In fact, observing that the volume of a sphere under a region is proportional to the area of that region, @isomorphismes’ paradox takes place in exactly this setting. The “high-dimensional” aspect seems to be a red herring, since the concentration phenomenon is already happening for the 2-dimensional case (in the family of cases with a uniform distribution over the surface of a (geometer’s) \(n\)-sphere).

(Exercise for the reader: What does \(n = 2\) case look like? Is the distribution over angles uniform? Do the “customary” coordinates or Durrett’s “new” coordinates work better in this case?)

Durret’s presentation is so straightforward that it’s hard to even recall what about the situations seems so paradoxical. Fortunately, E. T. Jaynes addresses the paradox in Probability Theory: The Logic of Science:

Given a uniform probability density over the surface area, what is the corresponding conditional density on any great circle? Intuitively, everyone says immediately that, from geometrical symmetry, it must be uniform also. But if we specify points by latitude (\(-\pi/2 \leq \theta \leq \pi/2\)) and longitude (\(-\pi < \varphi \leq \pi\)), we do not seem to get this result. If that great circle is the equator, defined by \(|\theta| < \epsilon\) as \(\epsilon \to 0\), we have the expected uniform distribution \(p(\varphi) = (2\pi)^{-1}\) (\(-\pi < \varphi \leq \pi\)). But if it is the meridian of Greenwich defined by \(|\varphi| < \epsilon\) as \(\epsilon \to 0\), we have \(p(\theta) = (1/2) \cos(\theta)\) (\(-\pi/2 \leq \theta \leq \pi/2\)), with the density reaching a maximum on the equator and zero at the poles.

Many quite futile arguments have raged — between otherwise competent probabilists — over which of these results is ‘correct’. The writer has witnessed this more than once at professional meetings of scientists and statisticians. Nearly everybody feels that he knows perfectly well what a great circle is; so it is difficult to get people to see that the term ‘great circle’ is ambiguous until we specify what limiting operation is to produce it.

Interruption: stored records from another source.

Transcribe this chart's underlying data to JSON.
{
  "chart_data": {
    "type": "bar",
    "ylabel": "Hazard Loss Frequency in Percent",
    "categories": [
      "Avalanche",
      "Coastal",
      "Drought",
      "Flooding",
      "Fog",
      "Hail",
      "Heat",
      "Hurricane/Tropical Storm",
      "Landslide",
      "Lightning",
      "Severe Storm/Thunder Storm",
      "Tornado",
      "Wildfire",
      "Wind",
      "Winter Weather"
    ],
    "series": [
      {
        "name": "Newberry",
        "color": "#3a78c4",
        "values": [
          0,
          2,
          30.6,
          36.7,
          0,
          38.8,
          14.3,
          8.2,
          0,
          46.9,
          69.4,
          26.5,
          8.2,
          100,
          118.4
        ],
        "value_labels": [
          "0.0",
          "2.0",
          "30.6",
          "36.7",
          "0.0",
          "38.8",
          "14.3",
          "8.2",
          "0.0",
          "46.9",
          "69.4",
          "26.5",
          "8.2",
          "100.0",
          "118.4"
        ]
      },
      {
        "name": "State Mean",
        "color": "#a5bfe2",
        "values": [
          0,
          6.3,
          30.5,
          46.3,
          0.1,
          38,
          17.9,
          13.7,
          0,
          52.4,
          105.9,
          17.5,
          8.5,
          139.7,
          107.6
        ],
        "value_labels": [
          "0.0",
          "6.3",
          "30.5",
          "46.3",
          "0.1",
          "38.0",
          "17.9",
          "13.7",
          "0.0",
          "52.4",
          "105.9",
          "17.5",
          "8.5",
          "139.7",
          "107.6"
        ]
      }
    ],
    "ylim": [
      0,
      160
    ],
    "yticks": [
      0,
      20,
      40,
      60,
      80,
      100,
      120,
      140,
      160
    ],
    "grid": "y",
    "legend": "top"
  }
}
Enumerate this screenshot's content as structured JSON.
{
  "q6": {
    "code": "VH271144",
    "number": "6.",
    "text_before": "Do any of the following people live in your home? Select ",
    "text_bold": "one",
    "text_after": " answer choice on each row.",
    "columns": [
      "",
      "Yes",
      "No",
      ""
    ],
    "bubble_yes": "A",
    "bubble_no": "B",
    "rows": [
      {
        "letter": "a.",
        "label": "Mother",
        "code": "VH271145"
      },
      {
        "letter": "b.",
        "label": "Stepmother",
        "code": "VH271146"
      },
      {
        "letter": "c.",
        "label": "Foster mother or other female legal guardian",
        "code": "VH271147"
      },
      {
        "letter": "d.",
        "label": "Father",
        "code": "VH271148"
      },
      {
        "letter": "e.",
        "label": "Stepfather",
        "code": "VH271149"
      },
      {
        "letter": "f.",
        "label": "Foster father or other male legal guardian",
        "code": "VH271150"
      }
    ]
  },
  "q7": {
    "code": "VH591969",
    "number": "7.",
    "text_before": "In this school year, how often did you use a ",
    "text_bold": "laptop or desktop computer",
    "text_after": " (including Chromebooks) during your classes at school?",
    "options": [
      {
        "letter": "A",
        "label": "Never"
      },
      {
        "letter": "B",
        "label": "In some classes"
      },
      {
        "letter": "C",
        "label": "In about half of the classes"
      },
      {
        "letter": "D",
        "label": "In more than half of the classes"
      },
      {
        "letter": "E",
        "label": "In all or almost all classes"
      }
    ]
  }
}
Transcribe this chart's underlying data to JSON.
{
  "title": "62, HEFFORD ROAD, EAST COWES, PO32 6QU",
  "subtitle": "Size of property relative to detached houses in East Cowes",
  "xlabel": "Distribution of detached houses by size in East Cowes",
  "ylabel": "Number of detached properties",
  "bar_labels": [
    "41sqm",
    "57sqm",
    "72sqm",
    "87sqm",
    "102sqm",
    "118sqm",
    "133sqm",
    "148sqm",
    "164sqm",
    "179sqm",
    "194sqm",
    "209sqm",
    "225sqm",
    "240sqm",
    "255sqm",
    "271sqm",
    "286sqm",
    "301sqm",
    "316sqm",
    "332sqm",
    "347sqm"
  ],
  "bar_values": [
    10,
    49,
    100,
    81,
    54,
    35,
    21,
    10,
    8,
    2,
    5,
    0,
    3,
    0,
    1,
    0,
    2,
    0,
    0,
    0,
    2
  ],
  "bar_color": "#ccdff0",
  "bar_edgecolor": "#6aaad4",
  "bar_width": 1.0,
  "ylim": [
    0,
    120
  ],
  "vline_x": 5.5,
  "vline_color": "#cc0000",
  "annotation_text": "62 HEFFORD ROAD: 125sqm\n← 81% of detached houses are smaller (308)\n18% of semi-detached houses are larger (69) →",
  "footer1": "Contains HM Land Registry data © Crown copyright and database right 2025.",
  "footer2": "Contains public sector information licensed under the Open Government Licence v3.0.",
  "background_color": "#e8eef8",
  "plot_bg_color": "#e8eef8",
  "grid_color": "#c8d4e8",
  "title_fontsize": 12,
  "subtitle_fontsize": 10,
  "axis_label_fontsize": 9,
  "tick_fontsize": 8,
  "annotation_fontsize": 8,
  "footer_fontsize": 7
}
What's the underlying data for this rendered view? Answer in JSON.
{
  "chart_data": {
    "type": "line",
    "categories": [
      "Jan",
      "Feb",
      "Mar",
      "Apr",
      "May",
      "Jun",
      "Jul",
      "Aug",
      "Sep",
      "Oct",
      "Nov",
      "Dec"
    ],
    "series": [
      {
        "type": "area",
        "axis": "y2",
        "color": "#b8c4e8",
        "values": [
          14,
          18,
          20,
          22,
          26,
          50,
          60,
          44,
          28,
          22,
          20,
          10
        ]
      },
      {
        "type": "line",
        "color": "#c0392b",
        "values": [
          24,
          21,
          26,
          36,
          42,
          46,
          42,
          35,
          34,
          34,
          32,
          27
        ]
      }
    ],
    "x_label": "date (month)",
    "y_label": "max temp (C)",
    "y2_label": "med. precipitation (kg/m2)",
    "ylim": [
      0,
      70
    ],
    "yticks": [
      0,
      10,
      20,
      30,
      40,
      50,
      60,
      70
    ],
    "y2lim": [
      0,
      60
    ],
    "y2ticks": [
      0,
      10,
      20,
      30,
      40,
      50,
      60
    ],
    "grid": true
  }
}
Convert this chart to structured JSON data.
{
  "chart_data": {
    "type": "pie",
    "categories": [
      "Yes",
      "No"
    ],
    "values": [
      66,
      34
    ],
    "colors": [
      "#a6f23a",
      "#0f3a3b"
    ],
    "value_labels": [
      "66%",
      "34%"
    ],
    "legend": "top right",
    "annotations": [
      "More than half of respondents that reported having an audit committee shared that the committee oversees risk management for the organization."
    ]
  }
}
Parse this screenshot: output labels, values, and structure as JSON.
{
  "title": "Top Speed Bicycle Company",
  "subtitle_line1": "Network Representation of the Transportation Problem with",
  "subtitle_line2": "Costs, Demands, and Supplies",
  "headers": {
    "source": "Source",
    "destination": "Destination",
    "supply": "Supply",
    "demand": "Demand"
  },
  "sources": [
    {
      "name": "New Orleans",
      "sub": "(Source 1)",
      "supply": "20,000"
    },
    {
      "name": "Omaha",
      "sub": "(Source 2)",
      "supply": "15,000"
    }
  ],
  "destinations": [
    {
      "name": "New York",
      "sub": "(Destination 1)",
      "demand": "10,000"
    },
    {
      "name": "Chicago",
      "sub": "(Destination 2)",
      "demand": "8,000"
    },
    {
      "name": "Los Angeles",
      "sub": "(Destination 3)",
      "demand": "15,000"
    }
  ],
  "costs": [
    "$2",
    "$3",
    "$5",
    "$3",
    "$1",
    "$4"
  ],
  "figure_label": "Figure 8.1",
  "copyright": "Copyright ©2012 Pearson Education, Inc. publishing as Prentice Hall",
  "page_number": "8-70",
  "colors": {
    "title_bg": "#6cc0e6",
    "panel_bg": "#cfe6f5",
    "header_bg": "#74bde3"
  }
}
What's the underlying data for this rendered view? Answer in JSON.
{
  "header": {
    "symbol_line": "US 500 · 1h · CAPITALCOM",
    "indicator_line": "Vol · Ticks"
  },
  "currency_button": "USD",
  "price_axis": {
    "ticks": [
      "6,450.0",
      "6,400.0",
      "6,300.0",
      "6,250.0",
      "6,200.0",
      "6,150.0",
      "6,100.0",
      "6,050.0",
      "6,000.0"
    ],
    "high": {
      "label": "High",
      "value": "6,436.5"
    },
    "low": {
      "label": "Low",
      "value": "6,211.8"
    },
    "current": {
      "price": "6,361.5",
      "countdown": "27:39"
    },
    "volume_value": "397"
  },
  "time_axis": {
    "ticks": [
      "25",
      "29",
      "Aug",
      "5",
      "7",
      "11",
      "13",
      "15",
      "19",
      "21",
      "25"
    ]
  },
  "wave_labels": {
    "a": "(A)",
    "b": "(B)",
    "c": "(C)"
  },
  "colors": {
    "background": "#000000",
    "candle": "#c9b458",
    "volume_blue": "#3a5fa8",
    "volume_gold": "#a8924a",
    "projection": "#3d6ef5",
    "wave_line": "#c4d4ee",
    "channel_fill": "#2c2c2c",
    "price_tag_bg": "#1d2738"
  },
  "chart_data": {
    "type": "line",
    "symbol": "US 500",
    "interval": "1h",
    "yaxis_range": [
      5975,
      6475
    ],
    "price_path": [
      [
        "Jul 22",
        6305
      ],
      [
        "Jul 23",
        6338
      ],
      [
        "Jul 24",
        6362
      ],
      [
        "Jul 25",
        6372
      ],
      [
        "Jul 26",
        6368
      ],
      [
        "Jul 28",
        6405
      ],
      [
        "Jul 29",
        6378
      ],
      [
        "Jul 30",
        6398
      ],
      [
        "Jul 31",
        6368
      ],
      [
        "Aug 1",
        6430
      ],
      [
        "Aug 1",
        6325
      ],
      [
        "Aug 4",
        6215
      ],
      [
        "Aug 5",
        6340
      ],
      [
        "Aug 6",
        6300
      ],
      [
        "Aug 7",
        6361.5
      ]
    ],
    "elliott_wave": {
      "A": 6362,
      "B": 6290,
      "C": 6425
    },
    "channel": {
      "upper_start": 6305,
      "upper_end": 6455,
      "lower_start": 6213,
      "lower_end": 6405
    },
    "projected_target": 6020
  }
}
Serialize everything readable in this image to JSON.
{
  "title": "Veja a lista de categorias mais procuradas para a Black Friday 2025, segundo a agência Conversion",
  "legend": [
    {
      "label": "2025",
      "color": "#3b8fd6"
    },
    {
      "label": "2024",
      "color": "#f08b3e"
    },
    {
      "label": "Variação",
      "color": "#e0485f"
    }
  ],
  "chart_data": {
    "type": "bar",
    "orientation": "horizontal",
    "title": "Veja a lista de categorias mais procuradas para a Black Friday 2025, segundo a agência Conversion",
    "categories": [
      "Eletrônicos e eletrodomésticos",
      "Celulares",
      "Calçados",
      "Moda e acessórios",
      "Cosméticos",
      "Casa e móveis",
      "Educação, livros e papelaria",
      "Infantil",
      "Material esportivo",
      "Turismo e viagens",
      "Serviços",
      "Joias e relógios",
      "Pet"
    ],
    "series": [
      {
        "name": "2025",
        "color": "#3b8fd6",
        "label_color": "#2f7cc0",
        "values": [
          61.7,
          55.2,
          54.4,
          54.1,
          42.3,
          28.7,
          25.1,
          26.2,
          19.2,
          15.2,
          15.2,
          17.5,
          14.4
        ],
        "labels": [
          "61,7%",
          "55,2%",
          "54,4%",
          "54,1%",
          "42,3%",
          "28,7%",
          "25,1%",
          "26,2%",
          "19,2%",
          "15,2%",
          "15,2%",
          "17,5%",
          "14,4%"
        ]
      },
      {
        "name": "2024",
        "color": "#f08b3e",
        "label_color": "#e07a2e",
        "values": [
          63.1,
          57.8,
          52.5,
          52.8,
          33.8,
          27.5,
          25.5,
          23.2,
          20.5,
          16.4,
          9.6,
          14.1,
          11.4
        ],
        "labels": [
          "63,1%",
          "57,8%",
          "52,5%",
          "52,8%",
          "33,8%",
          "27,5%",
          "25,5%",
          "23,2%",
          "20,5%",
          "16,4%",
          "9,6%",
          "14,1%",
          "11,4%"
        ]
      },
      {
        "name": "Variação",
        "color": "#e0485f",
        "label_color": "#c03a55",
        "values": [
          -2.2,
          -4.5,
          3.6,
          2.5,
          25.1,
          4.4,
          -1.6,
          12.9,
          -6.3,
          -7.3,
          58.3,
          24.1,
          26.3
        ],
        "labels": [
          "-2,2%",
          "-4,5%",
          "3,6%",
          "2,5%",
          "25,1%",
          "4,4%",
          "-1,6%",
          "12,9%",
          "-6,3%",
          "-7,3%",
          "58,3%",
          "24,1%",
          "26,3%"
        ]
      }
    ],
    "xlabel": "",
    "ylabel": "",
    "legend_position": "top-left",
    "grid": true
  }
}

The intuitive symmetry argument presupposes unconsciously the equatorial limit; yet one eating slices of an orange might presuppose the other.

So in this spirit, we can make a minimal statement of the paradox. In a problem with rotational symmetry, the equatorial great circle can be distinguished from all others by its uniform conditional density. Meditating on Jaynes’ passage for a few moments, we can also state a minimal resolution. The symmetry has stealthily been broken by the conditioning operation, which is only specified uniquely up to which great circle is given a uniform conditional density.

This is almost disappointing. Instead of being an unintuitive fact about the seemingly simple circle, Borel’s paradox is just one more reminder to be careful about conditioning on events with zero measure.

Returning to the Durrett excerpt, we can see a great act of subtlety. Let’s suppose that the great circles through the poles were to have the uniform conditional distribution we might wish them to have. Combining this with the uniform distribution along the equator would define a joint distribution on \((\theta, \varphi)\). From this, the latitude \(\theta\) could be integrated out to give the marginal distribution on the longitude \(\varphi\). The resulting marginal distribution on \(\varphi\) doesn’t match the one it should (which can be determined without using troublesome conditioning) so we must give up on our wish.

And returning to @isomorphismes’ problem, we are left with the knowledge that using conditioning as a tool to look into slices of high-dimensional spaces may also lead us astray. To paraphrase Jaden Smith, how can conditional distributions be radially symmetric if our conditioning isn’t radially symmetric?